It’s Super Bowl week, but before we get to the big game on Sunday, we’ll see the Super Bowl of political set pieces Tuesday when President Trump delivers his first State of the Union address.
Trump is expected to strike a more bipartisan tone in setting an agenda for his second year in office, including a push for infrastructure investment and immigration legislation.
He’ll likely also tout the economy, which grew 2.5 percent in 2017, up from 1.9 percent the year before — and spike the football on the tax bill he signed into law last month, calling it the “biggest tax cut and reform in American history.” (Just for the record, again: It is not the largest tax cut ever passed in the U.S.)
Trump’s speech, including his claims about the economy, will inevitably provide plenty of fodder for fact-checkers.
Here’s an overview of the U.S. economy and America's fiscal outlook:
The Economy Is Humming Along
U.S. GDP grew 2.5 percent last year (or 2.3 percent, depending on how the figure is calculated).
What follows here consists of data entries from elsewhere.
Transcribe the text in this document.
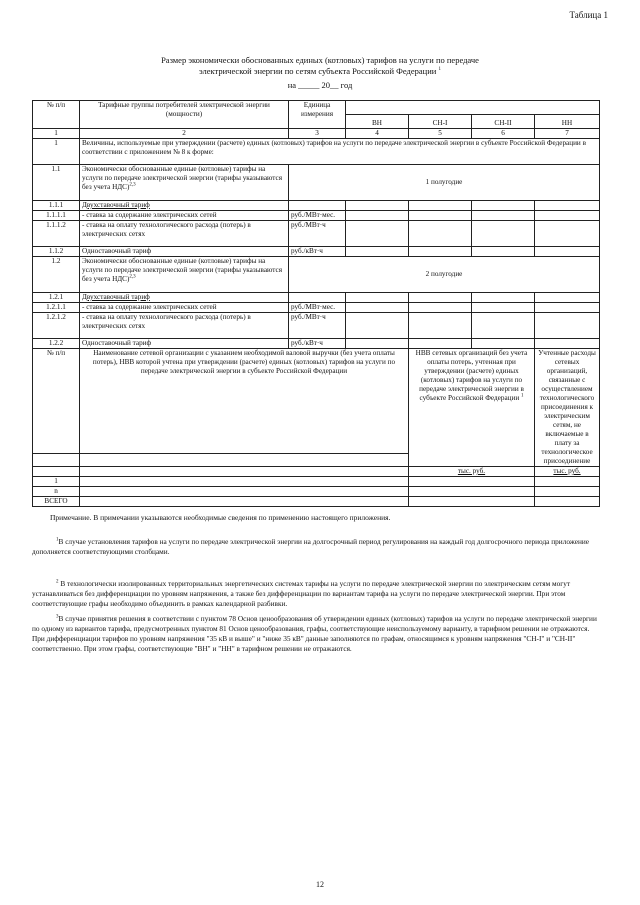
Таблица 1
Размер экономически обоснованных единых (котловых) тарифов на услуги по передаче
электрической энергии по сетям субъекта Российской Федерации $^1$
на _____ 20__ год
№ п/п	Тарифные группы потребителей электрической энергии (мощности)	Единица измерения				
			ВН	СН-I	СН-II	НН
1	2	3	4	5	6	7
1	Величины, используемые при утверждении (расчете) единых (котловых) тарифов на услуги по передаче электрической энергии в субъекте Российской Федерации в соответствии с приложением № 8 к форме:					
1.1	Экономически обоснованные единые (котловые) тарифы на услуги по передаче электрической энергии (тарифы указываются без учета НДС)$^{2,3}$	1 полугодие				
1.1.1	Двухставочный тариф					
1.1.1.1	- ставка за содержание электрических сетей	руб./МВт·мес.				
1.1.1.2	- ставка на оплату технологического расхода (потерь) в электрических сетях	руб./МВт·ч				
1.1.2	Одноставочный тариф	руб./кВт·ч				
1.2	Экономически обоснованные единые (котловые) тарифы на услуги по передаче электрической энергии (тарифы указываются без учета НДС)$^{2,3}$	2 полугодие				
1.2.1	Двухставочный тариф					
1.2.1.1	- ставка за содержание электрических сетей	руб./МВт·мес.				
1.2.1.2	- ставка на оплату технологического расхода (потерь) в электрических сетях	руб./МВт·ч				
1.2.2	Одноставочный тариф	руб./кВт·ч				
№ п/п	Наименование сетевой организации с указанием необходимой валовой выручки (без учета оплаты потерь), НВВ которой учтена при утверждении (расчете) единых (котловых) тарифов на услуги по передаче электрической энергии в субъекте Российской Федерации			НВВ сетевых организаций без учета оплаты потерь, учтенная при утверждении (расчете) единых (котловых) тарифов на услуги по передаче электрической энергии в субъекте Российской Федерации $^1$		Учтенные расходы сетевых организаций, связанные с осуществлением технологического присоединения к электрическим сетям, не включаемые в плату за технологическое присоединение

				тыс. руб.		тыс. руб.
1						
n						
ВСЕГО						
Примечание. В примечании указываются необходимые сведения по применению настоящего приложения.
$^1$В случае установления тарифов на услуги по передаче электрической энергии на долгосрочный период регулирования на каждый год долгосрочного периода приложение дополняется соответствующими столбцами.
$^2$ В технологически изолированных территориальных энергетических системах тарифы на услуги по передаче электрической энергии по электрическим сетям могут устанавливаться без дифференциации по уровням напряжения, а также без дифференциации по вариантам тарифа на услуги по передаче электрической энергии. При этом соответствующие графы необходимо объединить в рамках календарной разбивки.
$^3$В случае принятия решения в соответствии с пунктом 78 Основ ценообразования об утверждении единых (котловых) тарифов на услуги по передаче электрической энергии по одному из вариантов тарифа, предусмотренных пунктом 81 Основ ценообразования, графы, соответствующие неиспользуемому варианту, в тарифном решении не отражаются. При дифференциации тарифов по уровням напряжения "35 кВ и выше" и "ниже 35 кВ" данные заполняются по графам, относящимся к уровням напряжения "СН-I" и "СН-II" соответственно. При этом графы, соответствующие "ВН" и "НН" в тарифном решении не отражаются.
12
Either way, the economy is posting solid growth, though it is not expanding at the 3 percent or 4 percent annual rate Trump has promised. Still, the consensus outlook for 2018 projects solid growth to continue.
Unemployment Is at Its Lowest Level Since 2000
The unemployment rate is at 4.1 percent. Employers added 2.1 million jobs in 2017, which was the lowest annual total in seven years — though it’s no surprise that job growth has slowed at this stage of the economic recovery.
Corporate Profits Are High …
Corporate profits have been rising for years, and by some measures now sit at record highs. Many analysts think they have likely peaked, with wage pressure finally building to claim a larger share of earnings. However, profits could remain at their current lofty levels or even climb further once the GOP tax cuts take effect.
… but Business Investment Is Not
Republicans say their overhaul of the tax code will boost domestic investment in the U.S., raising GDP growth while producing higher wages for workers. It’s too soon to tell just how much impact the new tax rules will have on private investment, but it’s clear that there’s plenty of room for improvement. While nonresidential private investment as a percentage of GDP has risen off its 2010 low, it’s still below previous peaks, and the long-term trend is getting weaker.
Wages Are Rising, Slowly
Average hourly earnings grew 2.5 percent last year, slightly faster than inflation, which rose 2.1 percent in the 12 months through December. "We need to see wage growth in this country, something we haven't seen in almost a decade," Gary Cohn, the director of the National Economic Council, said recently. The big question now: Will companies actually pass some of their tax cuts on to employees in the form of raises?
And Some Workers Are Coming Off the Sidelines
While the overall labor force participation rate has bounced around at or under 63 percent for many months, more “prime-aged workers” — those between 25 and 54 years old — appear to be reentering the working world over the last couple of years.
“Higher wage growth should induce some of these additional labor force non-participants to enter the labor market,” the White House Council of Economic Advisers said earlier this month. “If so, a return to the pre-Recession participation rate for prime-age workers would result in an additional 1.7 million Americans back at work. There is some evidence of this positive trend already: A greater share of prime-aged men were employed or looking for work in December 2017 than at any other point since May 2011.”
The Federal Deficit Is Headed Toward $1 Trillion
Trump wants to increase funding for the military, and Congress is looking to increase overall spending by about $250 billion over two years. Then there’s the potential cost of a much-needed infrastructure plan. Will any of the increased federal spending be paid for? Will fiscal fights derail an infrastructure plan? As it is, the federal deficit is projected to reach $1 trillion a year by 2019.
And the National Debt Keeps Climbing
If the economy is chugging along, was this the right time to pass tax cuts (largely benefiting companies and the wealthy) that will add about $1.5 trillion to the national debt over the coming decade? Or should we be positioning ourselves to better weather the next recession? Higher debt levels may make it harder to deal with the next inevitable downturn.